In electrical engineering, capacitive sensing is a technology, based on capacitive coupling, that can detect and measure anything that is conductive or has a dielectric different from air.
In the field of gesture recognition and image processing, finger tracking is a high-resolution technique that is employed to know the consecutive position of the fingers of the user and hence represent objects in 3D. In addition to that, the finger tracking technique is used as a tool of the computer, acting as an external device in our computer, similar to a keyboard and a mouse.
PrimeSense was an Israeli 3D sensing company based in Tel-Aviv. PrimeSense had offices in Israel, North America, Japan, Singapore, Korea, China and Taiwan (China). PrimeSense was bought by Apple Inc. for $360 million on November 24, 2013.
A projector or image projector is an optical device that projects an image onto a surface, commonly a projection screen. Most projectors create an image by shining a light through a small transparent lens, but some newer types of projectors can project the image directly, by using lasers. A virtual retinal display, or retinal projector, is a projector that projects an image directly on the retina instead of using an external projection screen.

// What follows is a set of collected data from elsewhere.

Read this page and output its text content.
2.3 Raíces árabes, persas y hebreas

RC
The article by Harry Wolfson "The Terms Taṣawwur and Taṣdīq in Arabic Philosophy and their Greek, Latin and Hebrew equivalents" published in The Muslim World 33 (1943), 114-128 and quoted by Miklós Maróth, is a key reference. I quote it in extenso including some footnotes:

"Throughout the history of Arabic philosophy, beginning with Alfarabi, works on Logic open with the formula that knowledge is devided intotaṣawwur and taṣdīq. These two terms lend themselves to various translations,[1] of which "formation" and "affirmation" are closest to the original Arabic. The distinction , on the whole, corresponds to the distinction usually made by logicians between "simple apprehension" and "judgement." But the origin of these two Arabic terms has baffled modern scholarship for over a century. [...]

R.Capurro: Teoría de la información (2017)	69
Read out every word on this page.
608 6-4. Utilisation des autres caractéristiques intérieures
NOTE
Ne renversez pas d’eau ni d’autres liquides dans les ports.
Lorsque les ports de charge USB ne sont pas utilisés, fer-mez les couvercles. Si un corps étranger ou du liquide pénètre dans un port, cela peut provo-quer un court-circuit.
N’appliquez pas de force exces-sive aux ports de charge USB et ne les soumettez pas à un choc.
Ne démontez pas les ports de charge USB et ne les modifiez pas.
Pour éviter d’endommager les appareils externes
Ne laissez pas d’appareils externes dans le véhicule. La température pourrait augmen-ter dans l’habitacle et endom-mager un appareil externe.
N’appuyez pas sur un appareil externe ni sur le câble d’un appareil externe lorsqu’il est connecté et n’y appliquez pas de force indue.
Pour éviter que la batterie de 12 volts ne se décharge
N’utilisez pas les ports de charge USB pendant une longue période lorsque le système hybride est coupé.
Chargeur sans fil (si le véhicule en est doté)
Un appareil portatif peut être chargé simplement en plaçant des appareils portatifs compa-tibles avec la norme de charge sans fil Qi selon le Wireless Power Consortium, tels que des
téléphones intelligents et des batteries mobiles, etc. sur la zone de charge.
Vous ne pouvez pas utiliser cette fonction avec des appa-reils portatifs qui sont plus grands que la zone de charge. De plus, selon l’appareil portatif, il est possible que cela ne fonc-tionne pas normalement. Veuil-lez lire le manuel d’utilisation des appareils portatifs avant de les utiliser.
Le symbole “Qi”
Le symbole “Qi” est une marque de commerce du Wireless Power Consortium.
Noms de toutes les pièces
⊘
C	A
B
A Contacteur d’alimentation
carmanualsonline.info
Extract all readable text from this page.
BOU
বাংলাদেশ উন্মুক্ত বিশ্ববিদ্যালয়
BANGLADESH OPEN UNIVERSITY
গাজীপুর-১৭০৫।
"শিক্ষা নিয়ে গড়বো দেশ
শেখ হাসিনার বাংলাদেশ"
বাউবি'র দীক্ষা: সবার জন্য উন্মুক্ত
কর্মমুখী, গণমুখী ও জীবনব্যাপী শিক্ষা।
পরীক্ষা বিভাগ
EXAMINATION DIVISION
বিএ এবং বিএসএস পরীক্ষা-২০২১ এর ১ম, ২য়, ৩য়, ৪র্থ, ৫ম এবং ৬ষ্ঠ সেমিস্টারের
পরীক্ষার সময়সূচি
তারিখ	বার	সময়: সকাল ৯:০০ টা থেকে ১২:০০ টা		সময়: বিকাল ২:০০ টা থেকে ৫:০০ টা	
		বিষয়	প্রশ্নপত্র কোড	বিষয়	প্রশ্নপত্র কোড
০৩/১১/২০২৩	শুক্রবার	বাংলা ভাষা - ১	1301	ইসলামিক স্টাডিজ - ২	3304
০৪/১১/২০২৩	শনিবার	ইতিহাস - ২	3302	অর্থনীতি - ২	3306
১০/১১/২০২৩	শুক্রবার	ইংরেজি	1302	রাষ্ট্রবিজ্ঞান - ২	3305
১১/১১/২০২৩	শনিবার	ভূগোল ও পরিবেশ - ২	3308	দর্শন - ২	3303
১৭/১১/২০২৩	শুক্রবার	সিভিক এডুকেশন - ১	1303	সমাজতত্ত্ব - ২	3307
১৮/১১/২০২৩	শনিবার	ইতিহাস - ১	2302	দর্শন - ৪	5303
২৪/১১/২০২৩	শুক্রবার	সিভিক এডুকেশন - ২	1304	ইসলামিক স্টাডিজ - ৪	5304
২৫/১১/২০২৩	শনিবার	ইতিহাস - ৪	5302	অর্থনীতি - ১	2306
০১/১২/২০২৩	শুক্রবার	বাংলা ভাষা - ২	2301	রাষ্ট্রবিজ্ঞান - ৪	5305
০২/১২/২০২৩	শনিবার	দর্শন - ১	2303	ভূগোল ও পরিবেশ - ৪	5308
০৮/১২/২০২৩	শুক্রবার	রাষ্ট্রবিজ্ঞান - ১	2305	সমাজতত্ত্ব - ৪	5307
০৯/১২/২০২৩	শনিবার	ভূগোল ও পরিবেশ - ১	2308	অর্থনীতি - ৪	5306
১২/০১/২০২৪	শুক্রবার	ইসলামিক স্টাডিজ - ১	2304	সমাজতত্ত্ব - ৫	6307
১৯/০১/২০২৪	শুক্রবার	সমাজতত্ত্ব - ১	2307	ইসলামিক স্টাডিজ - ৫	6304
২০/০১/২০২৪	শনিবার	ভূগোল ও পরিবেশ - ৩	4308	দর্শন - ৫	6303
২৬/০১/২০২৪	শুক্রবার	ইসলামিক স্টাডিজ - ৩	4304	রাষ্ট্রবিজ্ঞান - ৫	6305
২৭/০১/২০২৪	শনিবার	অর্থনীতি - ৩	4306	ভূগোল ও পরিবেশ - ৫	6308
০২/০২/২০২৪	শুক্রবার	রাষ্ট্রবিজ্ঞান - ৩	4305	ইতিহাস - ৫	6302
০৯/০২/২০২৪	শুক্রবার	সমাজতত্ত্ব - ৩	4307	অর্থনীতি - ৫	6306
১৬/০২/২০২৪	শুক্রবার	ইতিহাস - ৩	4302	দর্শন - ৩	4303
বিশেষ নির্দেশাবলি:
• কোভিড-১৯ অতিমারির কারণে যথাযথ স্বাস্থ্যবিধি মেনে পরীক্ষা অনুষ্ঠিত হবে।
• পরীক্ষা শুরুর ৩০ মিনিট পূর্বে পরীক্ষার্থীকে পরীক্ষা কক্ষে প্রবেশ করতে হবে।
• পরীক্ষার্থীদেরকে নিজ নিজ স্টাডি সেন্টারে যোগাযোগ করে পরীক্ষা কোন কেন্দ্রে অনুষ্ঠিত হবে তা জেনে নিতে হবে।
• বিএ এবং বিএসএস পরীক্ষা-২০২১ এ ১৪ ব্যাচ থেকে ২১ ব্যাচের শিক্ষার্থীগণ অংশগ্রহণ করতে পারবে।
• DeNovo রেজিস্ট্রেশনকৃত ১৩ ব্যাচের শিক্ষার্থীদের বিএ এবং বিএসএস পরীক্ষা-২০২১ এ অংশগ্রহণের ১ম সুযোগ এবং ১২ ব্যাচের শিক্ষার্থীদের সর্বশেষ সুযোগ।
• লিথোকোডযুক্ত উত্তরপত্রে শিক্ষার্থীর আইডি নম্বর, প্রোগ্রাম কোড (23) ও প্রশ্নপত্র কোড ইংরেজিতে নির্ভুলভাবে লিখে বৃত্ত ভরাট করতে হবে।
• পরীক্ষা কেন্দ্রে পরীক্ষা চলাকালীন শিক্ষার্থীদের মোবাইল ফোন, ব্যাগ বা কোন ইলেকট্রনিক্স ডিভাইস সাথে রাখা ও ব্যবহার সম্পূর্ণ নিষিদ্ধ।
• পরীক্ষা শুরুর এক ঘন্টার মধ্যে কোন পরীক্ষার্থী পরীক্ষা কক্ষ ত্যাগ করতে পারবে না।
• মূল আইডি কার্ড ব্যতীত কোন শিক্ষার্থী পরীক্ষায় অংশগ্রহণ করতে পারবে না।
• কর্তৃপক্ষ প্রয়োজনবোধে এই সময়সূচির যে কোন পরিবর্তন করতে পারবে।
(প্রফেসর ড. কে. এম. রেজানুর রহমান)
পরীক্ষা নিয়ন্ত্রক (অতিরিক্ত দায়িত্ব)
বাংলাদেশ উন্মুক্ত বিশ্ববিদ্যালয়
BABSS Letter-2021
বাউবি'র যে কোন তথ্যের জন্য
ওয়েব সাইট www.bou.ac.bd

IllumiRoom is a Microsoft Research project that augments a television screen with images projected onto the wall and surrounding objects. The current proof-of-concept uses a Kinect sensor and video projector. The Kinect sensor captures the geometry and colors of the area of the room that surrounds the television, and the projector displays video around the television that corresponds to a video source on the television, such as a video game or movie.
The Sony Xperia XZs is an Android smartphone manufactured and marketed by Sony. Part of the Xperia X series, the device was announced to the public along with the Xperia XZ Premium at the annual Mobile World Congress last February 2017.